Rosanna Hertz, the Classes of 1919-50 Professor of Sociology and Women's Studies at Wellesley College, is a member of the Council of the American Sociological Association and is that board's liaison to the association's Committee on the Status of Women in Sociology.
As a senior faculty member, she said she has noted frustration among junior faculty about the tenure process. "Many say that they don't understand the tenure criteria," she said. "They ask 'Do I need a book? How many articles do I need?' They want to quantify it in a way that's not always quantifiable."
Hertz said that she thinks the problem is exacerbated -- perhaps especially for women -- by the way online connectivity enables people to work remotely in the social sciences. She noted that in many of the physical and biological sciences, there is regular contact, in person, in a lab. "In the social sciences, people for the most part toil away on their own, and there is more of a sense of isolation," she said. "If I go to any of the science buildings on campus, there are people there 24/7, but sometimes in the social sciences it can be a ghost town. The days of open office doors and people congregating are gone," she said.

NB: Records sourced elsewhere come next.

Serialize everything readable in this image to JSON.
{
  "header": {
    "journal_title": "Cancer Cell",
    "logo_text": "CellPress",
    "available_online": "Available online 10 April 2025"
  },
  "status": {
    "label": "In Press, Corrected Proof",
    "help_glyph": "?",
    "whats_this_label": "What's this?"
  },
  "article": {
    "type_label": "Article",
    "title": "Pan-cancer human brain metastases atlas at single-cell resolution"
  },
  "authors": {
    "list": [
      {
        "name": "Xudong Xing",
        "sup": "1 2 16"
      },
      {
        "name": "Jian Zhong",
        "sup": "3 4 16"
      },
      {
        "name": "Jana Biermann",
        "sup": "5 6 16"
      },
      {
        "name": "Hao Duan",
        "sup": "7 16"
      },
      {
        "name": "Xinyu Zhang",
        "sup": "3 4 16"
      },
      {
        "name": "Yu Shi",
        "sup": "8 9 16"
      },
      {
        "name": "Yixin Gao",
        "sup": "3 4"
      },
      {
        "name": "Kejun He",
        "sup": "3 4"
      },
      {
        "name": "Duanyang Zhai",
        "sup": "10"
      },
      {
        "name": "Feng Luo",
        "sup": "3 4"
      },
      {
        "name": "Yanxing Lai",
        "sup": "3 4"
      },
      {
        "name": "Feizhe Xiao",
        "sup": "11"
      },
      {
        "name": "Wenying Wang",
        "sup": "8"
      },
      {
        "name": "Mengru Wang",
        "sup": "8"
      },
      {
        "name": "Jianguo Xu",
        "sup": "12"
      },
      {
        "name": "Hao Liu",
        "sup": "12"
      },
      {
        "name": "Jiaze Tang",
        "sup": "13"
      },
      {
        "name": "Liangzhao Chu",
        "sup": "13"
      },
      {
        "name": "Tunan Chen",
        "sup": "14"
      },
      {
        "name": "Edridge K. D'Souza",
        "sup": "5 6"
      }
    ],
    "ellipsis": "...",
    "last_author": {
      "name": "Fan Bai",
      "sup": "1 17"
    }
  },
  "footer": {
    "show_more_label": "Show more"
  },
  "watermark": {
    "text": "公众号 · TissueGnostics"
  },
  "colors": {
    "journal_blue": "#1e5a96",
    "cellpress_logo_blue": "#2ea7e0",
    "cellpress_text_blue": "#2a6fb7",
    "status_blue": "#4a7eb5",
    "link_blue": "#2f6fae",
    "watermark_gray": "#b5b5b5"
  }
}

For women who are starting their careers, and want mentors, that means it can be more difficult to chart a path.
Barbara M. Fraumeni, chair of the American Economic Association's Committee on the Status of Women in the Economics Profession and chair of the Ph.D. program in public policy at the University of Southern Maine, said that her committee regularly documents the pipeline issues in the field. The latest report on doctoral granting institutions  -- consistent with recent years -- notes that far larger shares of those earning doctorates are women than are associate professors and that the associate share is far larger than the full professor share. Fraumeni said that women have been earning doctorates in the field for long enough that the lack of female full professors is something that needs an explanation.
"In economics, I would be surprised if women weren't less satisfied than men," she said. (She also noted that, within the social sciences, economics has more of a gender gap in total numbers than do other fields.)
Fraumeni said she regularly hears from frustrated female economists who feel that they are passed over for promotions in favor of men. She said she just heard from someone (not at her campus) who described how two men with lesser qualifications were promoted, and that the chair talked about these men as "being like sons" to him.
Stephanie Seguino, a professor of economics at the University of Vermont who is president-elect of the International Association for Feminist Economics, said that she also wasn't surprised by the COACHE findings. She said that, in economics, research agendas may play a role. "The mainstream of economics is dominated by neoclassical economists who argue that markets are the best allocators of resources and are efficient," she said. "Many women do research on gender and inequality issues and they find that their work is marginalized."
As a result, Seguino said that she sees many talented female economists shifting to gender studies or other departments. "Very talented women economists have difficulty getting tenure if their research is in the area of gender," she said.